Über den Tag verteilt rechnen die Veranstalter mit bis zu 500 000 Teilnehmern. Die wollen einerseits gegen Gewalt an sowie gegen Benachteiligung von Lesben, Schwulen oder Transmenschen auf die Straße gehen. Andererseits wollen sie eine sommerliche Mega-Party feiern und einfach Spaß haben. Das kommt auch im Motto der Demonstration zum Ausdruck: Es lautet „Vereint in Liebe. Gegen Hass, Krieg und Diskriminierung“.

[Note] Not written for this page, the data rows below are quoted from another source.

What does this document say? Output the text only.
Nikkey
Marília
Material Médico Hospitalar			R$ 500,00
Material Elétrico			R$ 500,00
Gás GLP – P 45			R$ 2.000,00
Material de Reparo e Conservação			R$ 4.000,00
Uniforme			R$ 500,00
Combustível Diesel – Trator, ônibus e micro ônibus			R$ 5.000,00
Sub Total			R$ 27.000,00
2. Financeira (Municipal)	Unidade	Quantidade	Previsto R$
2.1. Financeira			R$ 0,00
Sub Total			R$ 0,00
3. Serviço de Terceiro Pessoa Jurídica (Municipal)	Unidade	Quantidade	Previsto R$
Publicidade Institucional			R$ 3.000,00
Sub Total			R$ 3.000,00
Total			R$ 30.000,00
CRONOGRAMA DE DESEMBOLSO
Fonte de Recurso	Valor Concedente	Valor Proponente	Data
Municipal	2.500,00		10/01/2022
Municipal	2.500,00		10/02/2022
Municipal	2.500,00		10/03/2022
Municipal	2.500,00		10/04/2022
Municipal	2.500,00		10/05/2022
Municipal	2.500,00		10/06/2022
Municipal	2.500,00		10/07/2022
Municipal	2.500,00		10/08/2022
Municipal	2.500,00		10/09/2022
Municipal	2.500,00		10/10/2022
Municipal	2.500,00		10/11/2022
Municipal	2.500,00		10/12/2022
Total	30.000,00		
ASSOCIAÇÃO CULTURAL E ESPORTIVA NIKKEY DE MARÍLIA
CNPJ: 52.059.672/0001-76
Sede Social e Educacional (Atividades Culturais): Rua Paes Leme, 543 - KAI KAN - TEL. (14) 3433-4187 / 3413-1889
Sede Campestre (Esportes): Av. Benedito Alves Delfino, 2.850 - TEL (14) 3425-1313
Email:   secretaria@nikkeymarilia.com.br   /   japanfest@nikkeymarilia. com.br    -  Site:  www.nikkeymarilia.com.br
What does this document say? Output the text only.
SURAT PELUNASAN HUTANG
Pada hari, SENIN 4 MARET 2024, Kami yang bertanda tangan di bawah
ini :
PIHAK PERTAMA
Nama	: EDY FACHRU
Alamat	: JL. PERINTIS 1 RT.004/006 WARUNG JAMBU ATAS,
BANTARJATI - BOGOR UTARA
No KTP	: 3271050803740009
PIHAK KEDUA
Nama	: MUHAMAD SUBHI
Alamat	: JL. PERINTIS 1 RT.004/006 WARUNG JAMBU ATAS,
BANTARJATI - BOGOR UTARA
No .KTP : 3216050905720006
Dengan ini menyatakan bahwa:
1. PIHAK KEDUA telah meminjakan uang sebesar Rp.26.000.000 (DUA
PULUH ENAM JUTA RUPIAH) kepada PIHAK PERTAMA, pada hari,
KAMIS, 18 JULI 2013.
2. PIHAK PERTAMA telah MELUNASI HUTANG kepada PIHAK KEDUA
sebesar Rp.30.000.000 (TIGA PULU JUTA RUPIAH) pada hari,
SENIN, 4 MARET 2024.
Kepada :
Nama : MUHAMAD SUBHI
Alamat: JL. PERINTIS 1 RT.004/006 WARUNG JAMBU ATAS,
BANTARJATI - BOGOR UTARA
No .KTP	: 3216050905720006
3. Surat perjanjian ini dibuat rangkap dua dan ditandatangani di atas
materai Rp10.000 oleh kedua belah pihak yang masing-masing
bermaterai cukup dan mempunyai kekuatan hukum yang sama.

Der Demonstrationszug führt auf einer 7,4 Kilometer langen Strecke durch mehrere Berliner Stadtteile. Mit dabei sind laut Veranstalter 96 Fahrzeuge und mindestens 80 Fußgruppen aus aller Welt - so viele wie noch nie beim CSD in Berlin, der nun seine 44. Auflage erlebt. Darunter sind auch Menschen aus der Ukraine, die sich seit fünf Monaten eines russischen Angriffskrieges erwehren muss. Diesen wurde ein Truck gestellt, ihre Reisekosten wurden übernommen.
Der Christopher Street Day wird weltweit gefeiert. Zurück geht die Bewegung auf Ereignisse im Juni 1969, als Polizisten in New York eine Bar in der Christopher Street stürmten und so einen Aufstand von Schwulen, Lesben und Transmenschen auslösten. Novum in Berlin: Anlässlich der 44. CSD-Auflage werden erstmals drei Regenbogenfahnen am und auf dem Reichstagsgebäude wehen, dem Sitz des Bundestags.